Rarement dans la Bible est enregistrée une prière aussi sincère et poétique. Ce ne sont pas seulement de belles paroles ; ce sont aussi les supplications d'un pécheur cherchant le véritable repentir à travers une confession directe et claire, sans autojustification ni excuses. Il ne blâme ni les circonstances, ni son tempérament, ni les pressions de la société. Il s'écrie simplement : «Ô Dieu ! aie pitié de moi dans ta bonté» (Psaume 51.1).

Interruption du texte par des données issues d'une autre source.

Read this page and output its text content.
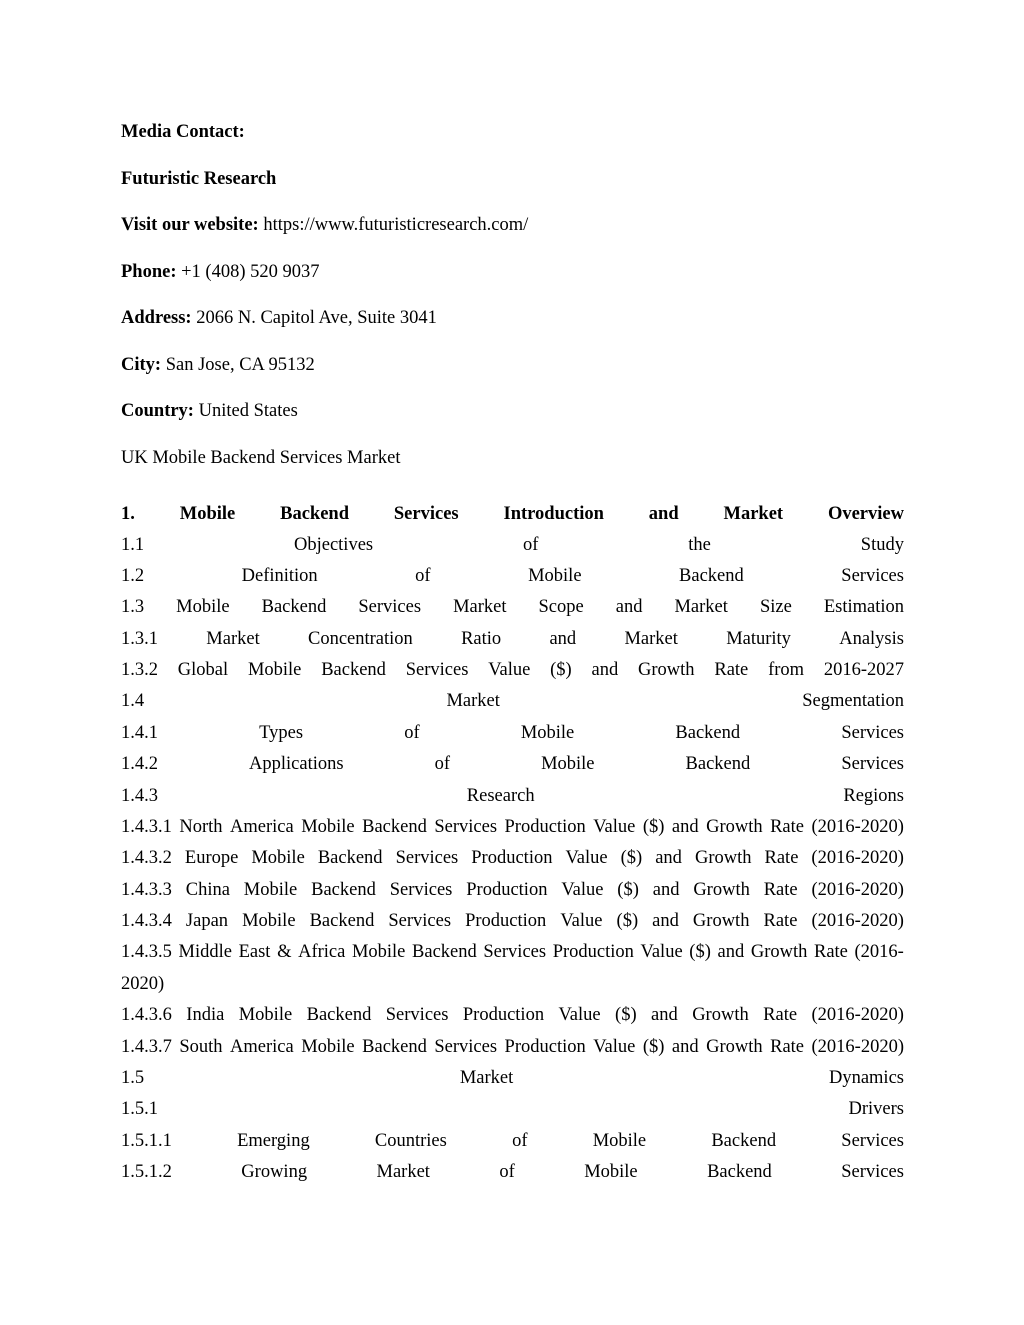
Media Contact:
Futuristic Research
Visit our website: https://www.futuristicresearch.com/
Phone: +1 (408) 520 9037
Address: 2066 N. Capitol Ave, Suite 3041
City: San Jose, CA 95132
Country: United States
UK Mobile Backend Services Market
1. Mobile Backend Services Introduction and Market Overview
1.1	Objectives	of	the	Study
1.2	Definition	of	Mobile	Backend	Services
1.3 Mobile Backend Services Market Scope and Market Size Estimation
1.3.1	Market	Concentration	Ratio	and	Market	Maturity	Analysis
1.3.2 Global Mobile Backend Services Value ($) and Growth Rate from 2016-2027
1.4	Market	Segmentation
1.4.1	Types	of	Mobile	Backend	Services
1.4.2	Applications	of	Mobile	Backend	Services
1.4.3	Research	Regions
1.4.3.1 North America Mobile Backend Services Production Value ($) and Growth Rate (2016-2020)
1.4.3.2 Europe Mobile Backend Services Production Value ($) and Growth Rate (2016-2020)
1.4.3.3 China Mobile Backend Services Production Value ($) and Growth Rate (2016-2020)
1.4.3.4 Japan Mobile Backend Services Production Value ($) and Growth Rate (2016-2020)
1.4.3.5 Middle East & Africa Mobile Backend Services Production Value ($) and Growth Rate (2016-
2020)
1.4.3.6 India Mobile Backend Services Production Value ($) and Growth Rate (2016-2020)
1.4.3.7 South America Mobile Backend Services Production Value ($) and Growth Rate (2016-2020)
1.5	Market	Dynamics
1.5.1	Drivers
1.5.1.1	Emerging	Countries	of	Mobile	Backend	Services
1.5.1.2	Growing	Market	of	Mobile	Backend	Services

Le pardon n'opère par aucun mérite humain, mais par la miséricorde de Dieu. Grâce à lui, cette horreur maligne de la «dysmorphie spirituelle» peut être extirpée par une triple action : «efface mes transgressions», «lave-moi... de mon iniquité» et «purifie-moi de mon péché» (Ps. 51.1, 2). «Effacer», en hébreu, est le même mot –employé comme supplication– que celui utilisé pour effacer l'écriture d'un livre (Exode 32.32 ; Nombres 5.23).

2-Péché confessé, restauration commencée (versets 7 à 12)

David supplia Dieu de faire une œuvre de purification totale en vertu du sacrifice expiatoire d'un substitut. L'hysope est une claire référence au Sanctuaire et servait à appliquer le sang de l'agneau pascal (Exode 12.22) et à asperger l'eau purificatrice du sacrificateur (Nombres 19.18). Pas un instant David n'a pensé pouvoir se purifier lui-même. Ainsi, il entame le chemin de la pureté (dont Dieu nous appelle à être un exemple en 1 Timothée 4.12) avec le plus grand trésor qu'un être humain puisse posséder : un cœur renouvelé (sur lequel se fondent le bonheur et la sainteté, selon Matthieu 5.8 et Psaume 51.8 et 12). La prière de David devrait être la nôtre : «Ô Dieu ! crée en moi un cœur pur» (Psaume 51.10).

3-Péché confessé, mission en marche (versets 13 à 19)

Les transformations de Dieu sont étonnantes. L'amère expérience d'une défaite spirituelle catégorique pouvait désormais être transformée en occasion de témoignage. David était heureux d'enseigner aux autres à travers son vécu afin que les pécheurs reviennent sur le bon chemin. Celui qui avait exercé une foi solide pour vaincre Goliath et une maîtrise de soi étonnante pour se contenter de couper le pan du manteau de Saül, avait maintenant échoué en tant qu'homme, mari, père et chef. Mais Dieu lui accorda une autre chance.

Pourquoi ? Parce que, quand Jésus nous regarde, il exerce une sorte de «dysmorphie», mais positive, car il ne nous voit pas comme nous sommes, mais comme nous pouvons devenir. Sans crainte, nous pouvons humilier notre âme en demandant pardon pour ensuite relever la tête et raconter les grandes choses que Dieu a faites pour nous.